NASA's Carbon Dioxide Monitoring Satellite Crashes

A NASA’s satellite, which cost $280 million crashed into the ocean near Antarctica yesterday after a launch failure, delivering a blow to the agency's attempts to understand global warming. The Orbiting Carbon Observatory (OCO) satellite was designed to map carbon dioxide on Earth providing a major step forward for scientists attempting to understand climate change. The fault appears to have occurred several minutes into the flight when the protective shield that allows spacecraft to travel through the Earth’s atmosphere is supposed to be jettisoned. Instead the heavy cladding, including a nose cone, remained attached, slowing the Taurus XL rocket down. The rocket therefore failed to carry its multi-million dollar cargo to the intended 438 miles above the Earth.
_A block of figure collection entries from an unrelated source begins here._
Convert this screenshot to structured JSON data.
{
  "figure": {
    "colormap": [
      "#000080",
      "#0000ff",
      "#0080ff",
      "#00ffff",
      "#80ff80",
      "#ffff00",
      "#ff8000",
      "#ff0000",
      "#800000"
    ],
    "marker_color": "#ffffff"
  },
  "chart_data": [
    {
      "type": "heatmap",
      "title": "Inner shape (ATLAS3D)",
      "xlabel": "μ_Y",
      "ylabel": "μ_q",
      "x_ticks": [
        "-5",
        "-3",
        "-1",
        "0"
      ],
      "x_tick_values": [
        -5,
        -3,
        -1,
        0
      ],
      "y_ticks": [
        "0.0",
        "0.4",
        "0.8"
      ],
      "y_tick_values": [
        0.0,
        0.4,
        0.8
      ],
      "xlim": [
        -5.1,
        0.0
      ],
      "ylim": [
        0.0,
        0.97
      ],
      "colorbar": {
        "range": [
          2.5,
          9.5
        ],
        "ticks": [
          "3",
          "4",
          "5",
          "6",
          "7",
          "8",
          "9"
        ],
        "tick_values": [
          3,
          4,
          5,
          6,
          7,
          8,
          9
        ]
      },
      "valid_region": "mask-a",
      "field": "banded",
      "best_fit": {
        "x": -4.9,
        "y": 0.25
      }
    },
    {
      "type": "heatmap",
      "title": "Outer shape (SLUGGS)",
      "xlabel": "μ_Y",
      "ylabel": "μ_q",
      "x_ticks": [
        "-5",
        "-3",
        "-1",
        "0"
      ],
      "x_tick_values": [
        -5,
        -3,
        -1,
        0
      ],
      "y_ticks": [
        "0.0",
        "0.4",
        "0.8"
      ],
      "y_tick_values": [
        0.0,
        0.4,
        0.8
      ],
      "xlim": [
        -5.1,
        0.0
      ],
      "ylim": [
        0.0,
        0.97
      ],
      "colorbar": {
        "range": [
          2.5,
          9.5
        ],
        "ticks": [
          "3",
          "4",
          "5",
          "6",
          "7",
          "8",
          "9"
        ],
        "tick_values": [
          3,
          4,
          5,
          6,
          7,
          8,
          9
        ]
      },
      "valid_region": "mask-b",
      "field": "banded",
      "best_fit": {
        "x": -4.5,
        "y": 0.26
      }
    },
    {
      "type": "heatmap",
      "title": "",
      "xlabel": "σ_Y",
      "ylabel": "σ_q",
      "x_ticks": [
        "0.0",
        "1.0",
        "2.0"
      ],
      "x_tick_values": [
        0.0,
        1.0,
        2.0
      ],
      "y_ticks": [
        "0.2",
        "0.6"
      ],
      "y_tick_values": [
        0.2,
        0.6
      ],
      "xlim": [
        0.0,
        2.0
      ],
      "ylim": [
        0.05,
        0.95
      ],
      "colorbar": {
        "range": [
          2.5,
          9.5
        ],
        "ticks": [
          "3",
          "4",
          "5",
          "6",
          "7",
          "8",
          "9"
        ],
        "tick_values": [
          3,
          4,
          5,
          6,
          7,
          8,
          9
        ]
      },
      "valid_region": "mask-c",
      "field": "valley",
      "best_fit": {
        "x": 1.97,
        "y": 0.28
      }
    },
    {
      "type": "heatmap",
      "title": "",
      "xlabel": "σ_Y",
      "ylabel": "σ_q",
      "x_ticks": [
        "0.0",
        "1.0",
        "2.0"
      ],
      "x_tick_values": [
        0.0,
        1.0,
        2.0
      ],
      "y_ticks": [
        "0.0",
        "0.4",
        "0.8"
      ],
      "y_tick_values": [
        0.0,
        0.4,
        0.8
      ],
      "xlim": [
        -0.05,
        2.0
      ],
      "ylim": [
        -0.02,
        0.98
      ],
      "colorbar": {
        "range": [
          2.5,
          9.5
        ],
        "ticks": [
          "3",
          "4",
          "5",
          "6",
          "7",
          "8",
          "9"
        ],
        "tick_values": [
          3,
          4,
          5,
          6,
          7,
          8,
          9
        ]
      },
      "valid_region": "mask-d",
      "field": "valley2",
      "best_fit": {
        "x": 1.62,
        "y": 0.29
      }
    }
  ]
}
The OCO was supposed to capture eight million carbon dioxide measurements every 16 days, a dramatic increase in the current data available from a small network of instruments on the ground, on tall towers and in aircraft. Up to 30 per cent of the carbon dioxide produced by humans “disappears” each year, absorbed by processes which scientists still do not understand. NASA had hoped the spacecraft would have shed light on the natural processes which take place in forests and oceans, absorbing the carbon dioxide produced by humans. Scientists cannot currently explain why the amount varies dramatically from year to year.